The agreements between government and property owners are stronger than zoning regulations, which can only limit so many land uses before they begin to impose on property rights, said Catherine Mullhaupt, a staff attorney for the Michigan Township Association. And zoning ordinances don’t have the same permanence.

“Zoning can change,” Mullhaupt said. “A board today could adopt a zoning ordinance that the next board could change tomorrow.”

Mullhaupt said her own family made the decision decades ago to sell development rights through the Green Acres programs in New York and New Jersey. Mullhaupt’s grandmother and aunt spent years in the 60s and 70s securing conservation easements for the family horse farm that straddled the New York, New Jersey state line.

“People don’t enter into this lightly,” Mullhaupt said. “The people who enter into these programs believe in it. They believe in it that strongly that they’re willing to bind not only themselves but any of their heirs to this contract.”

Though the preservation programs could limit their location options, housing developers say they don’t mind the program, as long as it’s voluntary, said local developer Brent Forsberg.

“We need to find a balance between protecting and preserving our farmland, but also not hurting the value and the rights of those people who saw their eventual exit program as selling some of that land off,” said Forsberg, president of land development company P.A. Forsberg.

Jackson National Life, for its part, said land preservation is considered when the company expands, as it did at its Alaiedon Township headquarters near Koelling’s farm. Of the 450 acres that Jackson owns near the corner of Okemos and Sandhill roads, about 120 acres are leased to local farmers, according to a statement from Dennis Blue, vice president of Corporate Support Services for Jackson.

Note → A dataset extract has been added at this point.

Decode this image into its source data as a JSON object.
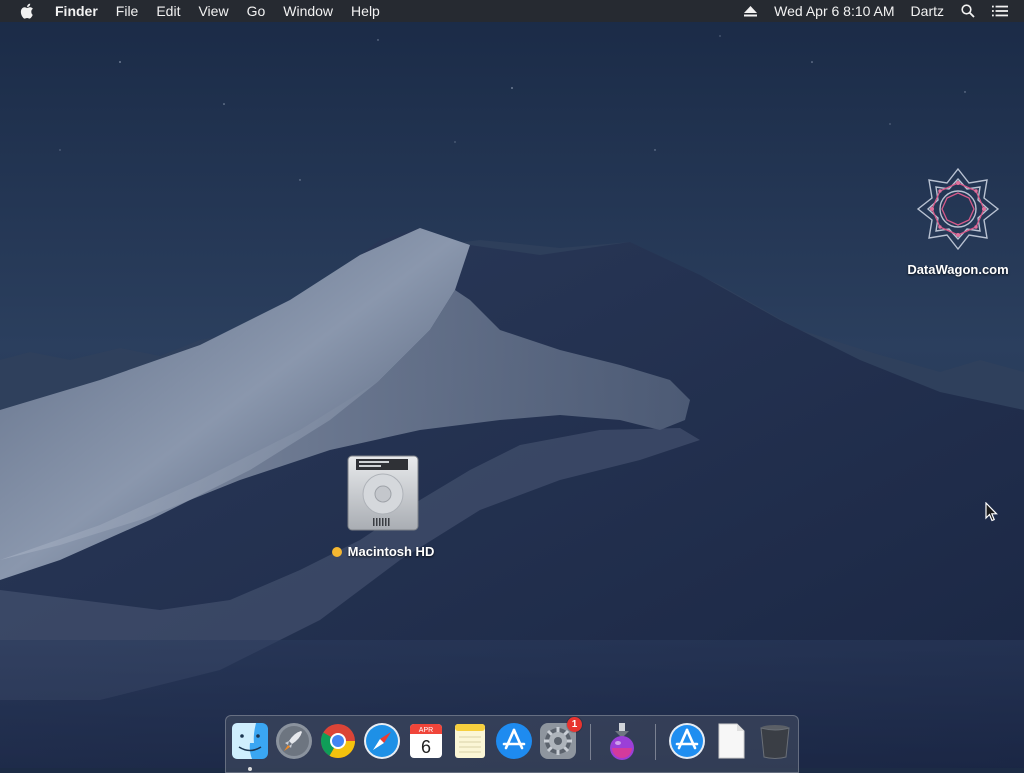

“The land around our headquarters is typically purchased so that we can preserve the surroundings and protect our investment - it’s not used for development,” Blue said.

Jackson National Life has been a good neighbor, Koelling agreed.

But the pressure from that property and other interested developers was enough that he was willing to limit future options on his land in exchange for the assurance that future would include farming.

“People are reluctant to put limits on what they see as the potential increase in value; they need to look beyond that,” Koelling said. “I want generations unborn to be able to see this.”